Case Name: Thompson v. Nixon
Court: New York Court of Chancery
Jurisdiction: New York
Decision Date: 1841-02-02
Citations: 3 Edw. Ch. 457
Docket Number: 
Parties: Thompson v. Nixon.
Judges: 
Reporter: Edwards' Chancery Reports
Volume: 3
Pages: 457–458

Head Matter:
Thompson v. Nixon.
Feb. 2, 1841.
Feb. 9.
Debtor and creditor. Judgment creditor. Public officer. Salary. Fees.
Where a public officer earns his fees by the piece or job, as the work is done, it can be reached by a judgment creditor, even though the day of payment had not arrived when bill was filed. It is not so where a public officer (as a clerk) is not paid by items and is only allowed salary periodically.
Judgment creditor’s bill. The master, on a receiver’s reference, decided that the defendant should hand over a gold watch and that a certain sum of seventy-one dollars and twenty-one cents was his property. The defendant refused to deliver or pay over the seventy-one dollars and twenty-one cents.

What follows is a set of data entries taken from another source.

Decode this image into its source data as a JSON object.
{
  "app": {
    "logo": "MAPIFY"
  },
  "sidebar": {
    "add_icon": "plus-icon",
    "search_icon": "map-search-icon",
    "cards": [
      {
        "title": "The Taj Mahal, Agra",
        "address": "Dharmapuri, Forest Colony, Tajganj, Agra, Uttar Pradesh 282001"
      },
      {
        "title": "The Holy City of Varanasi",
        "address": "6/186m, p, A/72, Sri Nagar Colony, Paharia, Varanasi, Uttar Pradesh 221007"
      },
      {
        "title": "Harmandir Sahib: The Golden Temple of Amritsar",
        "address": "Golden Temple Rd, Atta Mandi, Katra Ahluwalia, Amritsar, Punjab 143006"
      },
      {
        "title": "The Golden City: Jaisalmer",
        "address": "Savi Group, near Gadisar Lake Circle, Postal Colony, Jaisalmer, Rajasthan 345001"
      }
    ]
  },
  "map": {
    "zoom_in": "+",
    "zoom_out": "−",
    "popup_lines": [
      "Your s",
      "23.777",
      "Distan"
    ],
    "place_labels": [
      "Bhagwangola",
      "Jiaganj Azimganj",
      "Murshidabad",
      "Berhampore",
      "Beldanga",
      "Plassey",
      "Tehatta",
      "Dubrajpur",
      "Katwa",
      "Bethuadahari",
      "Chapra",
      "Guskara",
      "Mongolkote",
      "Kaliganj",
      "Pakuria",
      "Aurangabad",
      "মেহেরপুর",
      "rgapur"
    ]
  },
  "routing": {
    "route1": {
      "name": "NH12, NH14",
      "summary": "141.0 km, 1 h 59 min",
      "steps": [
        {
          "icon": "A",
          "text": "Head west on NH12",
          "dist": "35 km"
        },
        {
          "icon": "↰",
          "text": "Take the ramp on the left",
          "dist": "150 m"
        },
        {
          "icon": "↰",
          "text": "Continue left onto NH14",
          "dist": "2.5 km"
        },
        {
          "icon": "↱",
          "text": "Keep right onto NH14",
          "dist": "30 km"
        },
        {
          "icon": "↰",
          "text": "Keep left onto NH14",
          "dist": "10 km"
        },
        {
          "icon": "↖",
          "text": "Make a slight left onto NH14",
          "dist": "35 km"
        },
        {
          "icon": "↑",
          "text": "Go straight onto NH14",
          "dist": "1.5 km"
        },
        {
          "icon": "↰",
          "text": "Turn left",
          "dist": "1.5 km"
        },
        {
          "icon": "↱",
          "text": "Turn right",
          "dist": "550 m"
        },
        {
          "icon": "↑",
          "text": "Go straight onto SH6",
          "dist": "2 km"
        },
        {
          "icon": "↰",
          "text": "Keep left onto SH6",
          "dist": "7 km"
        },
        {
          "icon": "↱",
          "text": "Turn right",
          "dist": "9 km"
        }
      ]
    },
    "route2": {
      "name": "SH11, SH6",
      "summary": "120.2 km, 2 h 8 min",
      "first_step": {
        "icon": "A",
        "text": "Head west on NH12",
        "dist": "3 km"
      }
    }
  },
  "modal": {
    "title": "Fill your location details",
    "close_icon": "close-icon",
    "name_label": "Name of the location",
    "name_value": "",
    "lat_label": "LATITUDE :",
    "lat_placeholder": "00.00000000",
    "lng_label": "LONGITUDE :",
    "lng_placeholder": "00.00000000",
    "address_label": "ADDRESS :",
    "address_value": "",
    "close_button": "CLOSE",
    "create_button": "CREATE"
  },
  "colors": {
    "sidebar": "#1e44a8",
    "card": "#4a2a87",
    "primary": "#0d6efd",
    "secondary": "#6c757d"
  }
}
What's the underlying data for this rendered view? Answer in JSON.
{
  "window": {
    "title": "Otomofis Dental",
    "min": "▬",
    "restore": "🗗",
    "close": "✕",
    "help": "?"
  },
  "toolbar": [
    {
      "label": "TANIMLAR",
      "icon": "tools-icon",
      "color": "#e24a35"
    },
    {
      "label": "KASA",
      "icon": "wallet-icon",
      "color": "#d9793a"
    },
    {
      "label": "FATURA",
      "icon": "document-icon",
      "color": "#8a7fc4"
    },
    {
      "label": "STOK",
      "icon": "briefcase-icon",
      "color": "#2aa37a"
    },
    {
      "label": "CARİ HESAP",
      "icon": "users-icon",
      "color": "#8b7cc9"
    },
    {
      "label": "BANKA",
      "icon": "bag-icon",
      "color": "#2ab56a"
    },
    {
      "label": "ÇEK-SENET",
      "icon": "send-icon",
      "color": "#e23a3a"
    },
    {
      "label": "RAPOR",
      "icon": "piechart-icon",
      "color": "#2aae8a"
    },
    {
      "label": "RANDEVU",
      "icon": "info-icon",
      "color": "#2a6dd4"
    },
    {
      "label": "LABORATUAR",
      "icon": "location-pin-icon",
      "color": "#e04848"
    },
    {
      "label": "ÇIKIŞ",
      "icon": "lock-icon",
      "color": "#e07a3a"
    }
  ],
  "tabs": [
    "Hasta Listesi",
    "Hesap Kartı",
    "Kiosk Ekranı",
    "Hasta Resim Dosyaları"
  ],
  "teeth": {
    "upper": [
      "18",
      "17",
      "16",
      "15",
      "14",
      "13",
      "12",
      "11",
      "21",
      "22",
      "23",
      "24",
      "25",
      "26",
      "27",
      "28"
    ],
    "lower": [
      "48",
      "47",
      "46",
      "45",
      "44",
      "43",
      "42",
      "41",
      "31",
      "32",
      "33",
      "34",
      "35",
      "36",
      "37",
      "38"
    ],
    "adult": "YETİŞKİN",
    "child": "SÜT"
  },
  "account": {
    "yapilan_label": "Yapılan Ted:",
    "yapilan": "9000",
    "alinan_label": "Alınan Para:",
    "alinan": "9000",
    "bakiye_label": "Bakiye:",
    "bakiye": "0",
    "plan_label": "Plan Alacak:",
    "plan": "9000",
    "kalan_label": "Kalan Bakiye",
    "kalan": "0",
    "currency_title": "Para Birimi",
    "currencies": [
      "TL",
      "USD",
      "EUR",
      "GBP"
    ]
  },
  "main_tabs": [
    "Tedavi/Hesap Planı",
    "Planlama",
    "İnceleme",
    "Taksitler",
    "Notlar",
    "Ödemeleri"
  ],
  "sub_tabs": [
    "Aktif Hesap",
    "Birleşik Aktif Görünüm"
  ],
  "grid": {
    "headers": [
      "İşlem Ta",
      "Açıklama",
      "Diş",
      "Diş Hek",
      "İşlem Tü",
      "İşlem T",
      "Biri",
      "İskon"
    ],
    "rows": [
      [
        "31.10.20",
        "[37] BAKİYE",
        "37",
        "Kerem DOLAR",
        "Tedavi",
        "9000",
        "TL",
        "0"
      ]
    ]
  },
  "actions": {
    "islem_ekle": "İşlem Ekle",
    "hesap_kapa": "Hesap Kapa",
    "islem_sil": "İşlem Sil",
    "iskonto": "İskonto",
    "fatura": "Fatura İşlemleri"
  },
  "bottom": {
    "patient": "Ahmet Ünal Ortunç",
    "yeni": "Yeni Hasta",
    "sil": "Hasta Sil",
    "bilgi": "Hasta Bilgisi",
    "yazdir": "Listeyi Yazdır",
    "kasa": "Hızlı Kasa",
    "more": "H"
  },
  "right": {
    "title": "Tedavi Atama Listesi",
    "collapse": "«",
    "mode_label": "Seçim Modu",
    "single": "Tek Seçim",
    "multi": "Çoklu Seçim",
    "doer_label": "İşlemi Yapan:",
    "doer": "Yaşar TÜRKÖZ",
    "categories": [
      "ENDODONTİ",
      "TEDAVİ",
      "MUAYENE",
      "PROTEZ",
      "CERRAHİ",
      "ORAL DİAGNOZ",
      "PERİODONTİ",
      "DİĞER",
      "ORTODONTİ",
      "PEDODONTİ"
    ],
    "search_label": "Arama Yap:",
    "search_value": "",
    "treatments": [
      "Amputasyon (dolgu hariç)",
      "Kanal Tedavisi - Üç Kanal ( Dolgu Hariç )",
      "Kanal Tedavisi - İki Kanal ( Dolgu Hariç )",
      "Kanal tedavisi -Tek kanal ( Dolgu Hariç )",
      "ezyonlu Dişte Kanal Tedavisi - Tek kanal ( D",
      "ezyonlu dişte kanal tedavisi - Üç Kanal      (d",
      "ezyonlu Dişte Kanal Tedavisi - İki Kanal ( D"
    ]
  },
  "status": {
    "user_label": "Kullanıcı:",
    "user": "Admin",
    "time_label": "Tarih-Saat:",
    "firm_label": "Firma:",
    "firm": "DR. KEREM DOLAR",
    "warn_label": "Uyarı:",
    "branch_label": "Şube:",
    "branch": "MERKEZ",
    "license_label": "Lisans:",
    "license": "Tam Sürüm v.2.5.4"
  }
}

It appeared that the defendant was a measurer in the custom house; and the rate of his compensation was ninety cents for every one hundred bushels of coal he measured, seventy-five cents for every one hundred bushels of salt and forty-five cents for every one hundred bushels of certain other commodities ; that the custom was for the measurers to send in monthly accounts and they were obliged to render duplicate accounts quarterly : and the amounts were not payable until all the accounts were in and audited. There was payable to the defendant the sum of seventy-one dollars and twenty-one cents at the end of the quarter which terminated on the last of September, one thousand eight hundred and forty. This he received, although the bill had been filed and injunction served prior to the pay day, but after the services had been rendered and the money was earned.

Opinion:
The Vice-Chancellor decided :
that as the money was earned at the time the bill was filed, it belonged to the defendant then, although it might not be the rule of the custom house to pay it until afterwards; and, consequently, that it was liable to be applied towards paying the judgment of the complainant. The court considered it different to the ordinary case of the salary of a custom-house officer, which really is not due, as well as not payable, until the quarter day has come, )
) This decision corresponds with the views of his honor, the Chancellor, in the case of Browning v. Be.ttis, decided about the same time.